A majority of individuals with TAAD do not have a characterized genetic syndrome and approximately 20% of these individuals have a first-degree relative with TAAD. A predisposition to TAAD in the absence of syndromic features can be inherited in an autosomal dominant manner with decreased penetrance and variable expression, termed as FTAAD. FTAAD exhibits clinical heterogeneity which is apparent in the variation observed within and among families in the following areas: age of onset, location of the TAAs, aortic disease presentation, and progression, risk for early dissection, and associated features, such as BAV, patent ductus arteriosus, abdominal aortic aneurysms, aneurysms, and/or dissections of other arteries (including intracranial aneurysms), and occlusive vascular diseases including early-onset stroke and CAD. Mutations in seven genes have been identified to cause nonsyndromic familial TAAD: ACTA2, MYH11, MYLK, TGFBR1, TGFBR2, SMAD3, and FBN1, which are responsible for approximately 25% of families with FTAAD. The clinical variability of FTAAD and the identification of multiple genes and loci associated with the disease confirm the genetic heterogeneity of FTAAD.
Screening and Counseling
In FTAAD families, individuals at risk for inheriting the presumed defective gene predisposing to TAAD should be imaged for aortic disease. If TAAD in the family is associated with only aortic root aneurysms involving the sinuses of Valsalva, echocardiography may be sufficient to screen and monitor aortic disease in at-risk individuals. If the aneurysms involve the ascending aorta, computed tomography (CT), or magnetic resonance (MR) imaging may be necessary to adequately visualize on the ascending aorta. If there are associated features present in the family, such as intracranial and other arterial aneurysms or BAV, then at-risk family members need to be screened for these diseases also.

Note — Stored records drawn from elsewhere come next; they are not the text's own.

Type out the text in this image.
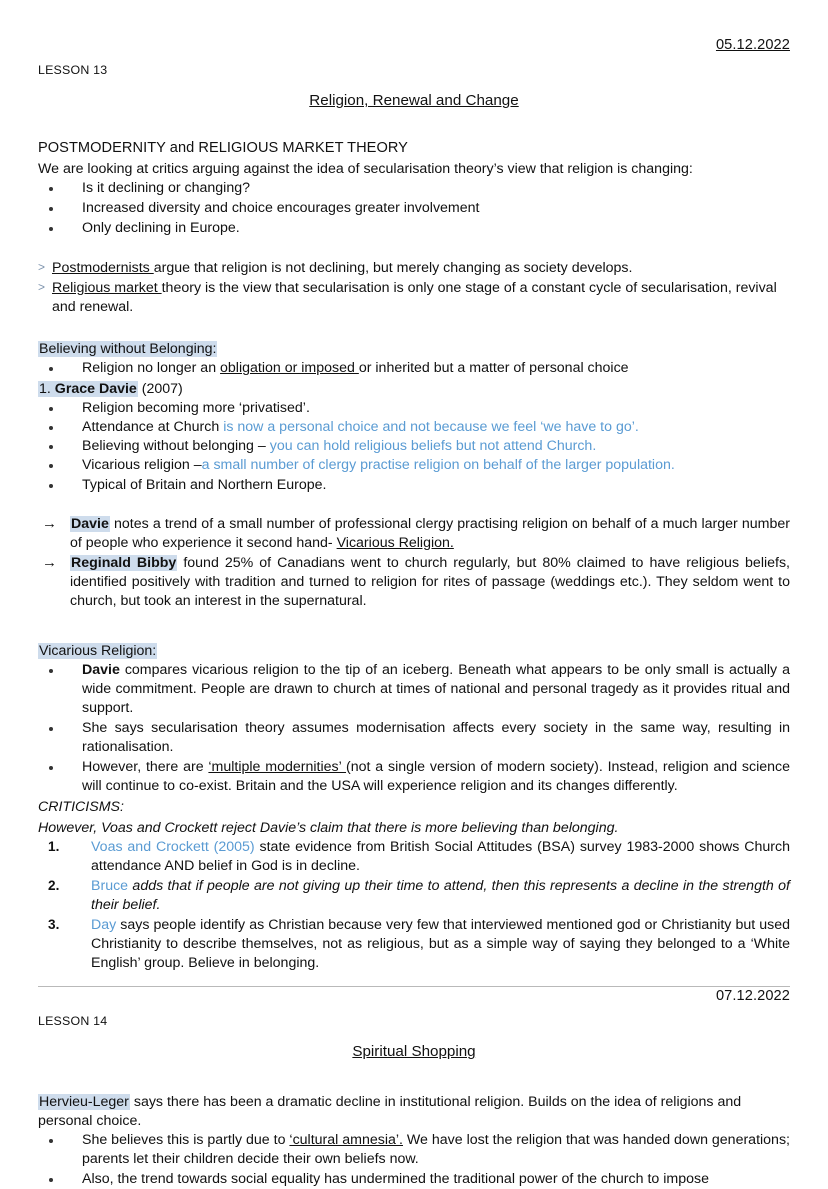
05.12.2022
LESSON 13
Religion, Renewal and Change
POSTMODERNITY and RELIGIOUS MARKET THEORY
We are looking at critics arguing against the idea of secularisation theory’s view that religion is changing:
Is it declining or changing?
Increased diversity and choice encourages greater involvement
Only declining in Europe.
> Postmodernists argue that religion is not declining, but merely changing as society develops.
> Religious market theory is the view that secularisation is only one stage of a constant cycle of secularisation, revival and renewal.
Believing without Belonging:
Religion no longer an obligation or imposed or inherited but a matter of personal choice
1. Grace Davie (2007)
Religion becoming more ‘privatised’.
Attendance at Church is now a personal choice and not because we feel ‘we have to go’.
Believing without belonging – you can hold religious beliefs but not attend Church.
Vicarious religion –a small number of clergy practise religion on behalf of the larger population.
Typical of Britain and Northern Europe.
→ Davie notes a trend of a small number of professional clergy practising religion on behalf of a much larger number of people who experience it second hand- Vicarious Religion.
→ Reginald Bibby found 25% of Canadians went to church regularly, but 80% claimed to have religious beliefs, identified positively with tradition and turned to religion for rites of passage (weddings etc.). They seldom went to church, but took an interest in the supernatural.
Vicarious Religion:
Davie compares vicarious religion to the tip of an iceberg. Beneath what appears to be only small is actually a wide commitment. People are drawn to church at times of national and personal tragedy as it provides ritual and support.
She says secularisation theory assumes modernisation affects every society in the same way, resulting in rationalisation.
However, there are ‘multiple modernities’ (not a single version of modern society). Instead, religion and science will continue to co-exist. Britain and the USA will experience religion and its changes differently.
CRITICISMS:
However, Voas and Crockett reject Davie’s claim that there is more believing than belonging.
Voas and Crockett (2005) state evidence from British Social Attitudes (BSA) survey 1983-2000 shows Church attendance AND belief in God is in decline.
Bruce adds that if people are not giving up their time to attend, then this represents a decline in the strength of their belief.
Day says people identify as Christian because very few that interviewed mentioned god or Christianity but used Christianity to describe themselves, not as religious, but as a simple way of saying they belonged to a ‘White English’ group. Believe in belonging.
07.12.2022
LESSON 14
Spiritual Shopping
Hervieu-Leger says there has been a dramatic decline in institutional religion. Builds on the idea of religions and personal choice.
She believes this is partly due to ‘cultural amnesia’. We have lost the religion that was handed down generations; parents let their children decide their own beliefs now.
Also, the trend towards social equality has undermined the traditional power of the church to impose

The relatives of individuals presenting with sporadic TAAD who do not have a family history or syndromic features are also at an increased risk for TAAD. Current recommendations are to screen the first-degree relatives of these patients for aortic disease, especially in patients presenting with TAAD under the age of 55 years.
Molecular genetic testing for ACTA2 mutations, which are responsible for 10% to 14% of familial aortic disease, is recommended in patients with FTAAD. Sequencing of the other six genes (TGFBR1, TGFBR2, MYH11, FBN1, MYLK, and SMAD3) may be considered in individuals with TAAD and other clinical findings associated with mutations in these genes. Genetic testing should also be considered for patients with early-onset sporadic TAAD without other predisposing factors.